Terms defined in the Offer Document dated 27 May 2005 have the same meaning in this announcement save where the context requires otherwise.
Enquiries:
Anixter | Dennis Letham | Tel: +1 224 521 8601 | ||
KPMG Corporate Finance | Charles E Cattaneo | Tel: +44 (0) 121 232 3356 | ||
Buchanan Communications | Charles Ryland | Tel: +44 (0) 207 466 5000 | ||
James Strong |
KPMG Corporate Finance, a division of KPMG LLP which is authorised and regulated by the Financial Services Authority for investment business activities, is acting for Anixter and the Offeror as financial adviser in relation to the Offer and is not acting for any other person in relation to the Offer. KPMG Corporate Finance will not be responsible to anyone other than Anixter and the Offeror for providing the protections afforded to its clients or for providing advice in relation to the contents of this announcement or any transaction or arrangement referred to herein.
This announcement does not constitute an offer or invitation to purchase any securities or the solicitation of an offer to buy any securities, pursuant to the Offer or otherwise. The Offer is being made solely pursuant to the Offer Document and the Form of Acceptance accompanying the Offer Document, which contain the full terms and conditions of the Offer, including details of how the Offer may be accepted.
The Offer is not being made, directly or indirectly, in or into, or by use of the mails of, or by any means or instrumentality (including, without limitation, facsimile transmission, electronic mail, telex or telephone) of interstate or foreign commerce of, or any facilities of a national securities exchange of Canada, Australia, Japan or any jurisdiction where to do so would violate the laws in that jurisdiction and the Offer will not be capable of acceptance by any such use, means, instrumentality or facility, directly or indirectly from or within Canada, Australia, Japan or any such jurisdiction.
The Offer in the United States is being made solely by the Offeror, and neither KPMG LLP, KPMG Corporate Finance, nor any of its respective affiliates, is making the Offer in the United States.
The members of the Anixter Offer Committee accept responsibility for the information contained in this announcement. To the best of the knowledge and belief of the members of the Anixter Offer Committee (who have taken all reasonable care to ensure that such is the case), the information contained in this announcement for which they accept responsibility is in accordance with the facts and does not omit anything likely to affect the import of such information.

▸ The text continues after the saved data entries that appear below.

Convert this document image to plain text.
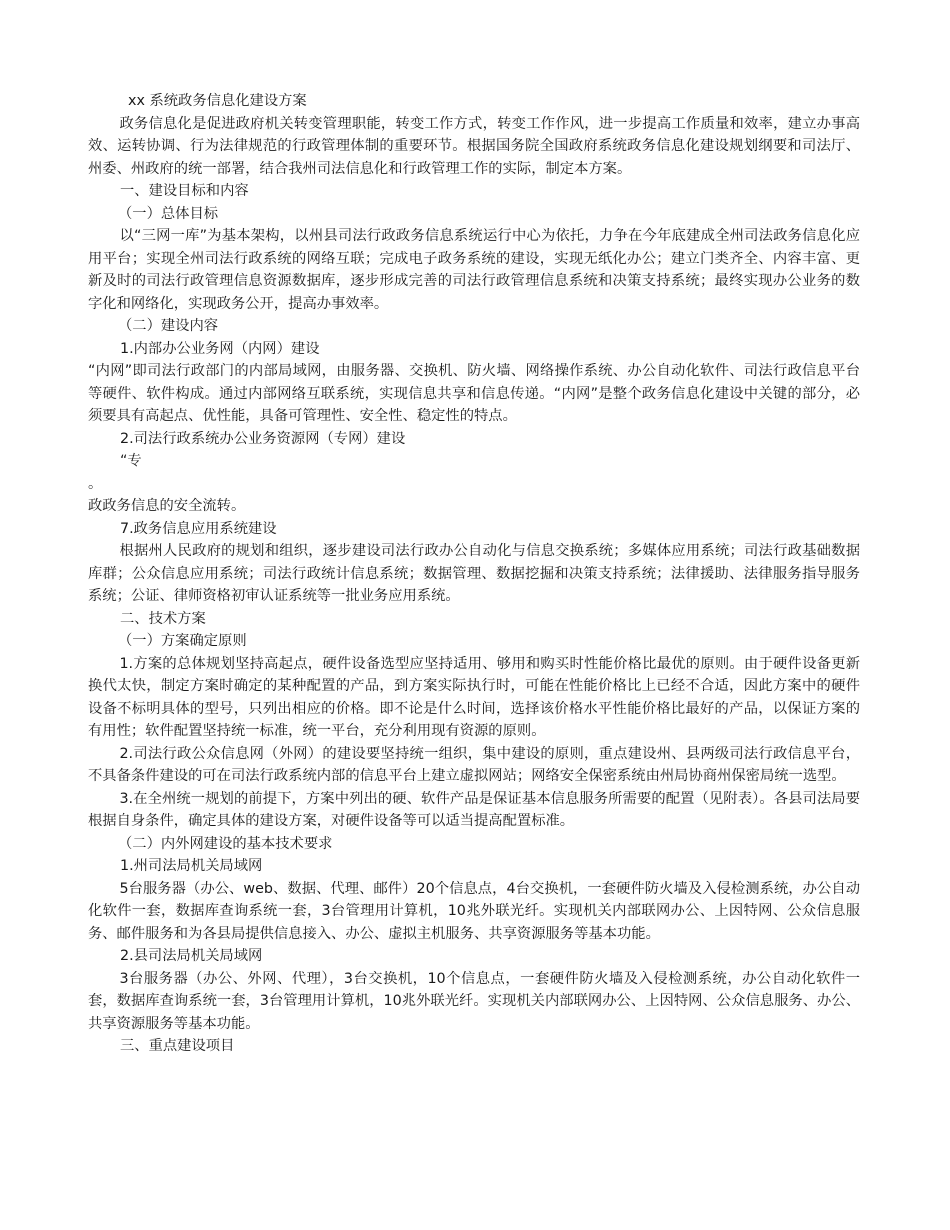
xx 系统政务信息化建设方案
政务信息化是促进政府机关转变管理职能，转变工作方式，转变工作作风，进一步提高工作质量和效率，建立办事高效、运转协调、行为法律规范的行政管理体制的重要环节。根据国务院全国政府系统政务信息化建设规划纲要和司法厅、州委、州政府的统一部署，结合我州司法信息化和行政管理工作的实际，制定本方案。
一、建设目标和内容
（一）总体目标
以“三网一库”为基本架构，以州县司法行政政务信息系统运行中心为依托，力争在今年底建成全州司法政务信息化应用平台；实现全州司法行政系统的网络互联；完成电子政务系统的建设，实现无纸化办公；建立门类齐全、内容丰富、更新及时的司法行政管理信息资源数据库，逐步形成完善的司法行政管理信息系统和决策支持系统；最终实现办公业务的数字化和网络化，实现政务公开，提高办事效率。
（二）建设内容
1.内部办公业务网（内网）建设
“内网”即司法行政部门的内部局域网，由服务器、交换机、防火墙、网络操作系统、办公自动化软件、司法行政信息平台等硬件、软件构成。通过内部网络互联系统，实现信息共享和信息传递。“内网”是整个政务信息化建设中关键的部分，必须要具有高起点、优性能，具备可管理性、安全性、稳定性的特点。
2.司法行政系统办公业务资源网（专网）建设
“专
。
政政务信息的安全流转。
7.政务信息应用系统建设
根据州人民政府的规划和组织，逐步建设司法行政办公自动化与信息交换系统；多媒体应用系统；司法行政基础数据库群；公众信息应用系统；司法行政统计信息系统；数据管理、数据挖掘和决策支持系统；法律援助、法律服务指导服务系统；公证、律师资格初审认证系统等一批业务应用系统。
二、技术方案
（一）方案确定原则
1.方案的总体规划坚持高起点，硬件设备选型应坚持适用、够用和购买时性能价格比最优的原则。由于硬件设备更新换代太快，制定方案时确定的某种配置的产品，到方案实际执行时，可能在性能价格比上已经不合适，因此方案中的硬件设备不标明具体的型号，只列出相应的价格。即不论是什么时间，选择该价格水平性能价格比最好的产品，以保证方案的有用性；软件配置坚持统一标准，统一平台，充分利用现有资源的原则。
2.司法行政公众信息网（外网）的建设要坚持统一组织，集中建设的原则，重点建设州、县两级司法行政信息平台，不具备条件建设的可在司法行政系统内部的信息平台上建立虚拟网站；网络安全保密系统由州局协商州保密局统一选型。
3.在全州统一规划的前提下，方案中列出的硬、软件产品是保证基本信息服务所需要的配置（见附表）。各县司法局要根据自身条件，确定具体的建设方案，对硬件设备等可以适当提高配置标准。
（二）内外网建设的基本技术要求
1.州司法局机关局域网
5台服务器（办公、web、数据、代理、邮件）20个信息点，4台交换机，一套硬件防火墙及入侵检测系统，办公自动化软件一套，数据库查询系统一套，3台管理用计算机，10兆外联光纤。实现机关内部联网办公、上因特网、公众信息服务、邮件服务和为各县局提供信息接入、办公、虚拟主机服务、共享资源服务等基本功能。
2.县司法局机关局域网
3台服务器（办公、外网、代理），3台交换机，10个信息点，一套硬件防火墙及入侵检测系统，办公自动化软件一套，数据库查询系统一套，3台管理用计算机，10兆外联光纤。实现机关内部联网办公、上因特网、公众信息服务、办公、共享资源服务等基本功能。
三、重点建设项目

The Offeror Directors, accept responsibility for the information contained in this announcement relating to the Offeror, the Offeror Directors and their immediate families and persons connected with them (within the meaning of section 346 of the Act). To the best of the knowledge and belief of the Offeror Directors (who have taken all reasonable care to ensure that such is the case), the information contained in this announcement for which they accept responsibility is in accordance with the facts and does not omit anything likely to affect the import of such information.